A way to obtain good quality cement using less energy is the use of grinding additives; these are generally organic molecules which favor the grinding process – i.e. the formation of small micrometric particles from the clinker. This, in turn, leads to a decrease in the energy required in the process.
Examples of Cement Grinding Additives (CGAs) include triethanolamine, diethylene glycol and glycerol.
Glycerol is a polyalcohol and cientists are well aware of its potential as a CGA. However, using glycerol in the concrete construction industry has historically been restricted due to the high price of the pure substance.
In 2005, however, some Italians researchers had the idea to use bioglycerol, or crude glycerol, and could see the potential of this approach. Both ‘bioglycerol’ and ‘crude glycerol’ are terms that refer to glycerol obtained as a by-product of biodiesel production.
Now some scientists from National Research Council of Palermo (Italy), who were involved in the early work on bioglycerol, published a review paper on this topic. Their research was conducted in cooperation with the Universities of Milan (Italy) and Panama. They published their research in Biofuel, Bioproducts and Biorefining in April 2015.
Bioglycerol: An Excellent Grinder
Decoded Science spoke to professor Mario Pagliaro, leading scientist in the study. Dr. Pagliaro tells us:
“Bioglycerol is a most valuable compound for the concrete construction industry, exactly for the same reason which makes it unusable in pharmaceutical or personal care applications, namely that it is not pure.
Residues of soap as well as of -tocopherol from the biodiesel production, lead to excellent mechanical, anticorrosive properties and to better performance as a CGA than both pure glycerol and oil-derived additives.
Reduction in power consumption in the grinding process is up to 10% when compared to oil-derived additives, while concrete finished structures are more than 10% stronger than identical structures obtained with no added bioglycerol.
Finally, the stability of the antioxidant polyphenol contained in brown bioglycerol ensures prolonged anticorrosive properties.
These are properties which can have a huge impact if considered on new huge concrete structures, such as the enlarged Panama’s Channel, dams, bridges, airport pavements and highways.”
Bioglycerol’s Other Qualities
Bioglycerol addition also decreases the adhesion of the cements to molds and forms; this means that it is easier to remove the cured cement from the molds frequently employed during construction, without creating surface imperfections. Conventionally, construction companies use highly polluting spent diesel fuel or spent mineral oils as form releasing agents, a practice that has recently been forbidden in the US leading to the introduction of much more expensive lubricant formulations.
“These data clearly show the potential of bioglycerol as a multifunctional cement additive.” Dr Pagliaro told Decoded Science, “Its use improves the quality of the final products, but also the overall sustainability of the concrete construction business; in fact, with bioglycerol, we do not use an oil-derived chemical, but a renewable oleochemical obtained from processing biomass.

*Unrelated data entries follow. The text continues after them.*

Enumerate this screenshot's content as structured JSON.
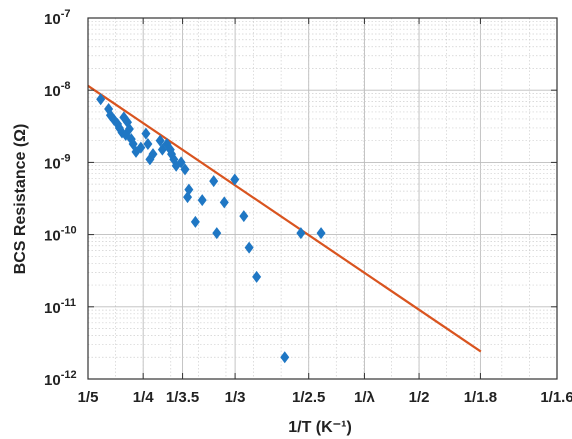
{
  "chart_data": {
    "type": "scatter",
    "title": "",
    "xlabel": "1/T (K⁻¹)",
    "ylabel": "BCS Resistance (Ω)",
    "x_scale": "reciprocal",
    "y_scale": "log",
    "xlim": [
      0.2,
      0.625
    ],
    "ylim": [
      1e-12,
      1e-07
    ],
    "grid": true,
    "x_ticks": [
      {
        "value": 0.2,
        "label": "1/5"
      },
      {
        "value": 0.25,
        "label": "1/4"
      },
      {
        "value": 0.2857,
        "label": "1/3.5"
      },
      {
        "value": 0.3333,
        "label": "1/3"
      },
      {
        "value": 0.4,
        "label": "1/2.5"
      },
      {
        "value": 0.4505,
        "label": "1/λ"
      },
      {
        "value": 0.5,
        "label": "1/2"
      },
      {
        "value": 0.5556,
        "label": "1/1.8"
      },
      {
        "value": 0.625,
        "label": "1/1.6"
      }
    ],
    "y_ticks": [
      {
        "exp": -12,
        "label": "10",
        "sup": "-12"
      },
      {
        "exp": -11,
        "label": "10",
        "sup": "-11"
      },
      {
        "exp": -10,
        "label": "10",
        "sup": "-10"
      },
      {
        "exp": -9,
        "label": "10",
        "sup": "-9"
      },
      {
        "exp": -8,
        "label": "10",
        "sup": "-8"
      },
      {
        "exp": -7,
        "label": "10",
        "sup": "-7"
      }
    ],
    "series": [
      {
        "type": "scatter",
        "marker": "diamond",
        "color": "#1f77c4",
        "points": [
          [
            0.2115,
            7.5e-09
          ],
          [
            0.2187,
            5.5e-09
          ],
          [
            0.2203,
            4.5e-09
          ],
          [
            0.2235,
            3.9e-09
          ],
          [
            0.2268,
            3.4e-09
          ],
          [
            0.2284,
            3e-09
          ],
          [
            0.2308,
            2.6e-09
          ],
          [
            0.2325,
            4.2e-09
          ],
          [
            0.2342,
            2.4e-09
          ],
          [
            0.2358,
            3.6e-09
          ],
          [
            0.2375,
            2.9e-09
          ],
          [
            0.2392,
            2.1e-09
          ],
          [
            0.2409,
            1.8e-09
          ],
          [
            0.2435,
            1.4e-09
          ],
          [
            0.2479,
            1.6e-09
          ],
          [
            0.2525,
            2.5e-09
          ],
          [
            0.2543,
            1.8e-09
          ],
          [
            0.2561,
            1.1e-09
          ],
          [
            0.2589,
            1.3e-09
          ],
          [
            0.2654,
            2e-09
          ],
          [
            0.2674,
            1.5e-09
          ],
          [
            0.2715,
            1.8e-09
          ],
          [
            0.2746,
            1.5e-09
          ],
          [
            0.2757,
            1.3e-09
          ],
          [
            0.2778,
            1.1e-09
          ],
          [
            0.2799,
            9e-10
          ],
          [
            0.2844,
            1e-09
          ],
          [
            0.2879,
            8e-10
          ],
          [
            0.2902,
            3.3e-10
          ],
          [
            0.2914,
            4.2e-10
          ],
          [
            0.2973,
            1.5e-10
          ],
          [
            0.3035,
            3e-10
          ],
          [
            0.3139,
            5.5e-10
          ],
          [
            0.3167,
            1.05e-10
          ],
          [
            0.3235,
            2.8e-10
          ],
          [
            0.333,
            5.8e-10
          ],
          [
            0.3412,
            1.8e-10
          ],
          [
            0.346,
            6.6e-11
          ],
          [
            0.3528,
            2.6e-11
          ],
          [
            0.3783,
            2e-12
          ],
          [
            0.3929,
            1.05e-10
          ],
          [
            0.4112,
            1.05e-10
          ]
        ]
      },
      {
        "type": "line",
        "name": "fit",
        "color": "#d9541f",
        "points": [
          [
            0.2,
            1.15e-08
          ],
          [
            0.556,
            2.4e-12
          ]
        ]
      }
    ]
  }
}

Since its first use as a CGA in Italy about ten years ago, construction companies have been using bioglycerol at increasing pace; in 2010, for instance, bioglycerol accounted for 20% of the grinding additives in the European market.

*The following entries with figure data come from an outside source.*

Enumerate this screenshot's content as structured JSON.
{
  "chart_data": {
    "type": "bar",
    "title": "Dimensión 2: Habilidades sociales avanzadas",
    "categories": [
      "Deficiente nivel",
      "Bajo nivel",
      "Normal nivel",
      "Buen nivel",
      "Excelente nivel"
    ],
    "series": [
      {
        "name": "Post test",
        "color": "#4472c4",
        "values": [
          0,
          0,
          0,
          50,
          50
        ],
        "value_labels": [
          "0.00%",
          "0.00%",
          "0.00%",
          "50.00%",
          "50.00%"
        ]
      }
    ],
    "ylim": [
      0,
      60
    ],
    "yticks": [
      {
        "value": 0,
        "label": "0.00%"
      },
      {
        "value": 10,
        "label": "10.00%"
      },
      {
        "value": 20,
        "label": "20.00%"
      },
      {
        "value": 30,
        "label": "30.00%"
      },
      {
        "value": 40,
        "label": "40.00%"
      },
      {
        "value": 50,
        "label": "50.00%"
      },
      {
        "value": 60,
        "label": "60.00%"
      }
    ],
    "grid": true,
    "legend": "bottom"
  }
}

As a trend for the future, we expect bioglycerol to find widespread application. Indeed, ever more data published by different researchers in different countries confirm its suitability for the manufacture of superior cements. Moreover, the biodiesel and oleochemicals industries are growing in scale all over the world, which means that we will have enough amounts of cheap bioglycerol available for satisfying this and other applications of this great platform biochemical.”

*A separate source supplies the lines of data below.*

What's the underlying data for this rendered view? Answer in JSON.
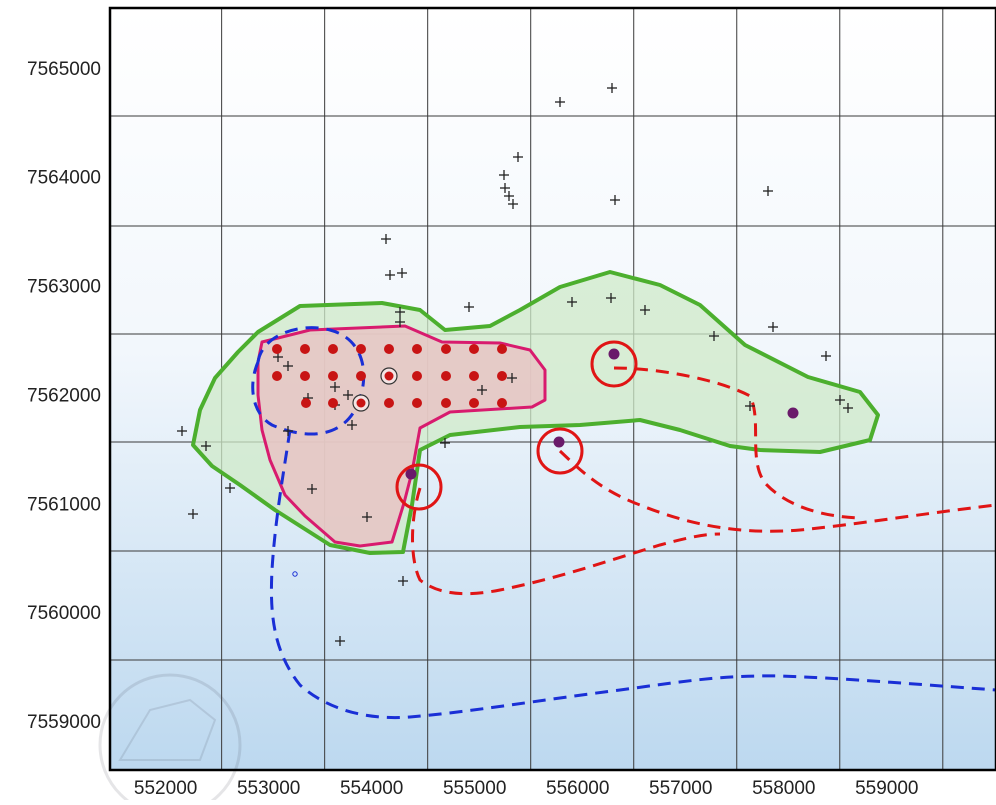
{
  "map": {
    "x_axis": {
      "ticks": [
        552000,
        553000,
        554000,
        555000,
        556000,
        557000,
        558000,
        559000
      ],
      "labels": [
        "552000",
        "553000",
        "554000",
        "555000",
        "556000",
        "557000",
        "558000",
        "559000"
      ],
      "range": [
        551460,
        560060
      ]
    },
    "y_axis": {
      "ticks": [
        7565000,
        7564000,
        7563000,
        7562000,
        7561000,
        7560000,
        7559000
      ],
      "labels": [
        "7565000",
        "7564000",
        "7563000",
        "7562000",
        "7561000",
        "7560000",
        "7559000"
      ],
      "range": [
        7558550,
        7565550
      ]
    },
    "colors": {
      "grid": "#3a3a3a",
      "outer_zone_stroke": "#4caf2e",
      "outer_zone_fill": "#cfe9c8",
      "inner_zone_stroke": "#d81b6e",
      "inner_zone_fill": "#e8c4c4",
      "red_dot": "#c81414",
      "purple_dot": "#6a1a6a",
      "red_circle": "#e01515",
      "red_dashed": "#e01515",
      "blue_dashed": "#1a2fd6",
      "cross": "#222222",
      "background_top": "#ffffff",
      "background_bottom": "#bcd8ef"
    },
    "icons": {
      "cross": "plus-marker-icon",
      "red_dot": "sample-point-icon",
      "purple_dot": "target-point-icon",
      "ring": "highlight-circle-icon"
    }
  }
}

Bioglycerol: Making the Construction Industry More Sustainable
As the impact on the environment of the construction activities is huge, it is important to make this industry more sustainable. The use of bioglycerol, a by-product from the diesel production, is surely a step in the right direction, as it reduces the dependance on oil-derived chemicals. Moreover, the process requires less energy and gives materials with better properties.